In 1927 he is appointed head of the laboratory at the Pasteur Institute in Saigon, and soon afterwards is transferred to Dakar, where he is promoted to medical officer of hygiene (1928). The following year he becomes director of the laboratory in Bamako, and in 1930 returned to France, being appointed instructor of microbiology classes at the Institut Pasteur.

In 1932 he becomes head of the laboratory at the Pasteur Institute in Tunis. Here he performs tests on a vaccine against yellow fever, using a vaccine that was produced from the brains of mice that were infected with the yellow fever virus. In 1934, based in Dakar, he administers the yellow fever vaccine to the populace on a large scale basis. The vaccine used in West Africa is deemed successful, the primary negative being reports of benign febrile reactions.

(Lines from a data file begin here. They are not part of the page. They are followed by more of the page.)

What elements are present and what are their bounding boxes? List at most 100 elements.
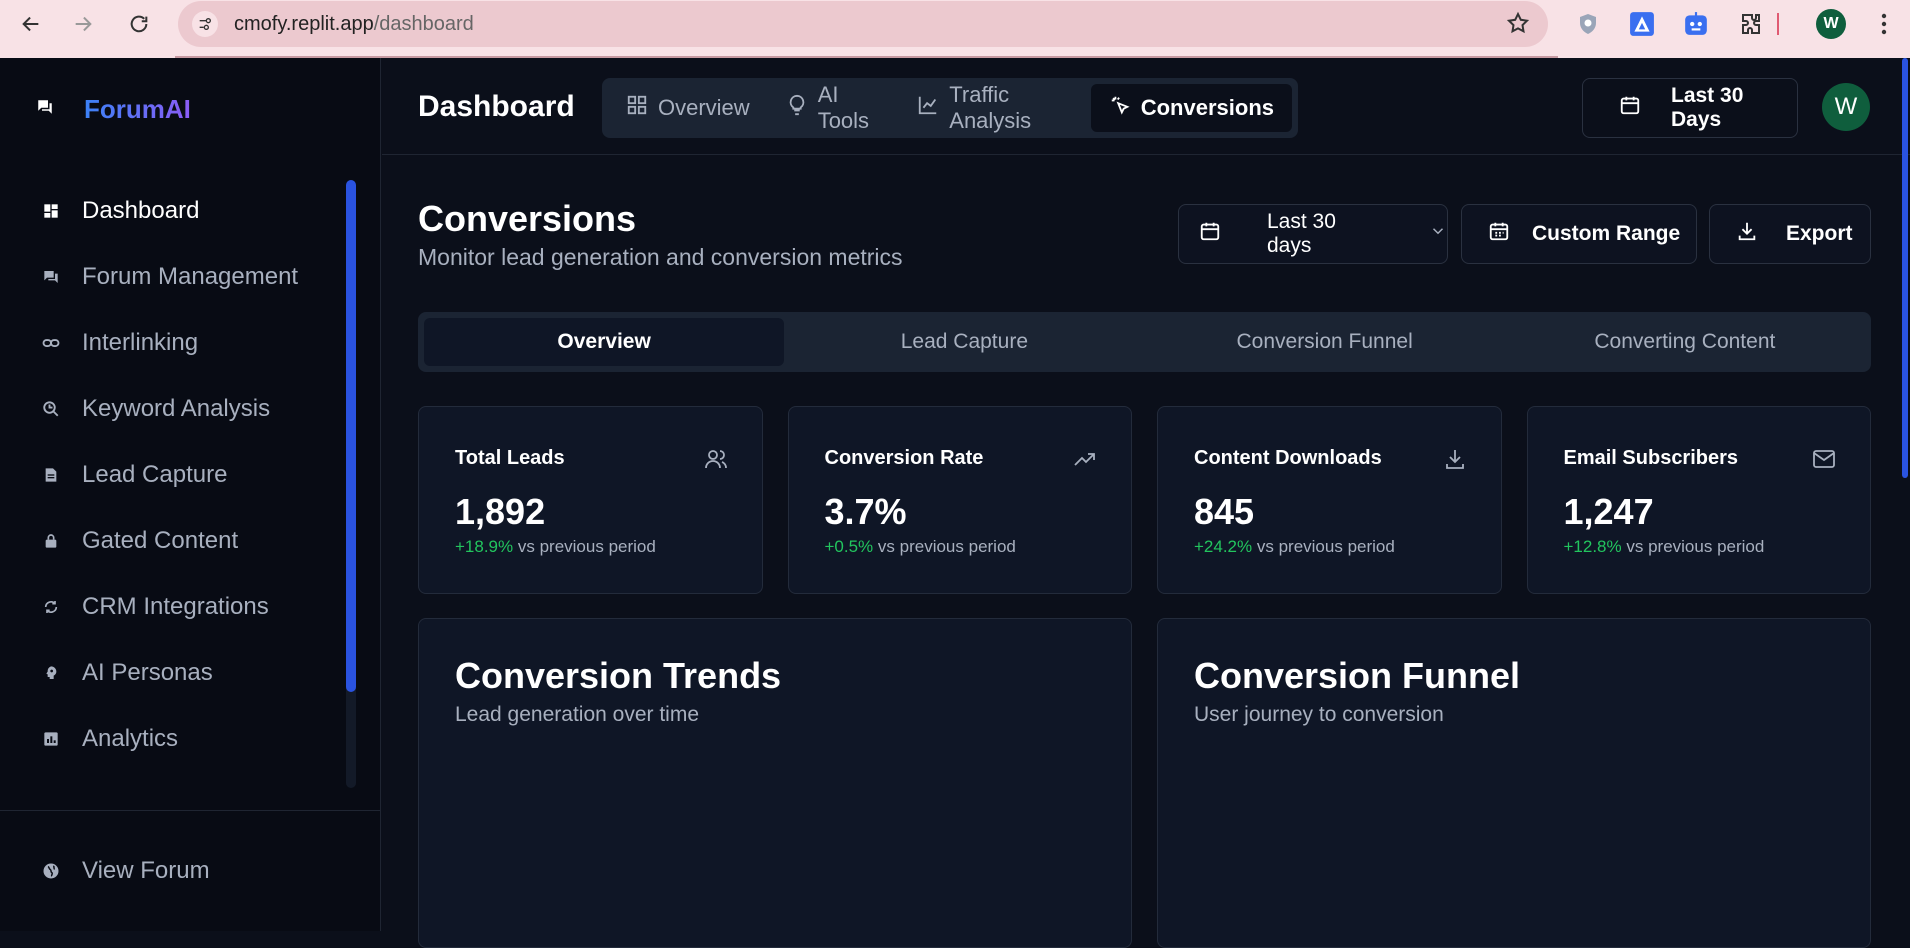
calendar-icon bbox=[1619, 94, 1641, 122]
header-date-range-button[interactable]: Last 30 Days bbox=[1582, 78, 1798, 138]
stat-delta: +12.8% vs previous period bbox=[1563, 537, 1765, 556]
user-avatar[interactable]: W bbox=[1822, 83, 1870, 131]
sidebar-item-dashboard[interactable]: Dashboard bbox=[0, 178, 345, 244]
brand[interactable]: ForumAI bbox=[36, 94, 191, 125]
back-icon[interactable] bbox=[16, 9, 46, 39]
toolbar-divider bbox=[1776, 10, 1780, 38]
export-button[interactable]: Export bbox=[1709, 204, 1871, 264]
stat-label: Conversion Rate bbox=[824, 447, 984, 469]
view-forum-container: View Forum bbox=[0, 838, 345, 904]
tab-conversions[interactable]: Conversions bbox=[1090, 84, 1292, 132]
sidebar-item-ai-personas[interactable]: AI Personas bbox=[0, 640, 345, 706]
subtab-overview[interactable]: Overview bbox=[424, 318, 785, 366]
tab-label: Conversions bbox=[1140, 95, 1274, 120]
date-range-label: Last 30 Days bbox=[1671, 84, 1744, 131]
app-root: ForumAI Dashboard Forum Management Inter… bbox=[0, 58, 1910, 948]
bookmark-star-icon[interactable] bbox=[1506, 11, 1530, 40]
calendar-grid-icon bbox=[1488, 220, 1510, 248]
stat-value: 1,892 bbox=[455, 491, 546, 532]
subtab-conversion-funnel[interactable]: Conversion Funnel bbox=[1145, 318, 1505, 366]
panel-title: Conversion Trends bbox=[455, 655, 782, 696]
keyword-search-icon bbox=[42, 400, 60, 418]
link-icon bbox=[42, 334, 60, 352]
forum-icon bbox=[42, 268, 60, 286]
conversion-subtabs: Overview Lead Capture Conversion Funnel … bbox=[418, 312, 1871, 372]
top-tab-bar: Overview AI Tools Traffic Analysis Conve… bbox=[602, 78, 1298, 138]
stat-cards: Total Leads 1,892 +18.9% vs previous per… bbox=[418, 406, 1871, 594]
subtab-lead-capture[interactable]: Lead Capture bbox=[784, 318, 1144, 366]
sidebar-item-label: Analytics bbox=[82, 725, 179, 752]
tab-overview[interactable]: Overview bbox=[608, 84, 768, 132]
page-scrollbar-thumb[interactable] bbox=[1902, 58, 1908, 478]
analytics-icon bbox=[42, 730, 60, 748]
brand-name: ForumAI bbox=[84, 94, 191, 124]
mail-icon bbox=[1812, 447, 1836, 476]
page-title: Dashboard bbox=[418, 90, 575, 123]
line-chart-icon bbox=[917, 94, 939, 122]
browser-menu-icon[interactable] bbox=[1870, 10, 1898, 38]
period-select[interactable]: Last 30 days bbox=[1178, 204, 1448, 264]
sidebar-item-label: Interlinking bbox=[82, 329, 199, 356]
chart-panels: Conversion Trends Lead generation over t… bbox=[418, 618, 1871, 948]
sidebar-item-label: Gated Content bbox=[82, 527, 239, 554]
stat-card-email-subscribers: Email Subscribers 1,247 +12.8% vs previo… bbox=[1526, 406, 1871, 594]
stat-card-total-leads: Total Leads 1,892 +18.9% vs previous per… bbox=[418, 406, 763, 594]
address-bar[interactable]: cmofy.replit.app/dashboard bbox=[178, 1, 1548, 47]
sidebar-scrollbar-thumb[interactable] bbox=[346, 180, 356, 692]
users-icon bbox=[704, 447, 728, 476]
shield-extension-icon[interactable] bbox=[1574, 10, 1602, 38]
forward-icon[interactable] bbox=[68, 9, 98, 39]
sidebar-item-forum-management[interactable]: Forum Management bbox=[0, 244, 345, 310]
sidebar-item-keyword-analysis[interactable]: Keyword Analysis bbox=[0, 376, 345, 442]
sidebar-item-label: Lead Capture bbox=[82, 461, 228, 488]
sidebar-item-lead-capture[interactable]: Lead Capture bbox=[0, 442, 345, 508]
subtab-converting-content[interactable]: Converting Content bbox=[1505, 318, 1865, 366]
download-icon bbox=[1736, 220, 1758, 248]
sidebar: ForumAI Dashboard Forum Management Inter… bbox=[0, 58, 381, 931]
sidebar-item-label: Dashboard bbox=[82, 197, 200, 224]
custom-range-button[interactable]: Custom Range bbox=[1461, 204, 1697, 264]
stat-label: Total Leads bbox=[455, 447, 565, 469]
sidebar-item-gated-content[interactable]: Gated Content bbox=[0, 508, 345, 574]
dashboard-icon bbox=[42, 202, 60, 220]
panel-subtitle: Lead generation over time bbox=[455, 703, 699, 726]
extensions-puzzle-icon[interactable] bbox=[1737, 10, 1765, 38]
tab-traffic-analysis[interactable]: Traffic Analysis bbox=[899, 82, 1090, 133]
top-header: Dashboard Overview AI Tools Traffic Anal… bbox=[382, 58, 1910, 155]
robot-extension-icon[interactable] bbox=[1682, 10, 1710, 38]
view-forum-link[interactable]: View Forum bbox=[0, 838, 345, 904]
sidebar-item-crm-integrations[interactable]: CRM Integrations bbox=[0, 574, 345, 640]
url-text: cmofy.replit.app/dashboard bbox=[234, 13, 474, 35]
lock-icon bbox=[42, 532, 60, 550]
stat-card-conversion-rate: Conversion Rate 3.7% +0.5% vs previous p… bbox=[787, 406, 1132, 594]
custom-range-label: Custom Range bbox=[1532, 222, 1681, 245]
document-icon bbox=[42, 466, 60, 484]
section-subtitle: Monitor lead generation and conversion m… bbox=[418, 244, 903, 270]
tab-label: Overview bbox=[658, 95, 750, 120]
tab-label: Traffic Analysis bbox=[949, 82, 1032, 133]
reload-icon[interactable] bbox=[124, 9, 154, 39]
stat-label: Email Subscribers bbox=[1563, 447, 1739, 469]
section-title: Conversions bbox=[418, 198, 637, 239]
lightbulb-icon bbox=[786, 94, 808, 122]
browser-profile-avatar[interactable]: W bbox=[1816, 9, 1846, 39]
sync-icon bbox=[42, 598, 60, 616]
globe-icon bbox=[42, 862, 60, 880]
stat-value: 3.7% bbox=[824, 491, 907, 532]
sidebar-item-interlinking[interactable]: Interlinking bbox=[0, 310, 345, 376]
panel-subtitle: User journey to conversion bbox=[1194, 703, 1444, 726]
sidebar-item-label: Forum Management bbox=[82, 263, 299, 290]
sidebar-item-analytics[interactable]: Analytics bbox=[0, 706, 345, 772]
stat-card-content-downloads: Content Downloads 845 +24.2% vs previous… bbox=[1157, 406, 1502, 594]
stat-delta: +18.9% vs previous period bbox=[455, 537, 656, 556]
trending-up-icon bbox=[1073, 447, 1097, 476]
main-content: Conversions Monitor lead generation and … bbox=[382, 156, 1910, 948]
stat-value: 1,247 bbox=[1563, 491, 1654, 532]
site-settings-icon[interactable] bbox=[192, 11, 218, 37]
triangle-extension-icon[interactable] bbox=[1628, 10, 1656, 38]
sidebar-divider bbox=[0, 810, 381, 811]
download-icon bbox=[1443, 447, 1467, 476]
browser-toolbar: cmofy.replit.app/dashboard W bbox=[0, 0, 1910, 58]
panel-title: Conversion Funnel bbox=[1194, 655, 1521, 696]
tab-ai-tools[interactable]: AI Tools bbox=[768, 82, 900, 133]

In 1935-37 he teaches classes at Faculty of Medicine of Paris. In 1941 is dismissed by the Vichy government, and becomes a lecturer at the Faculty of Medicine of Algiers, replacing Ernest Pinoy (1873-1948). In 1945 he returns to the Pasteur Institute in Tunis, and later serves as a professor of bacteriology and hygiene at the University of Strasbourg (1950-1960).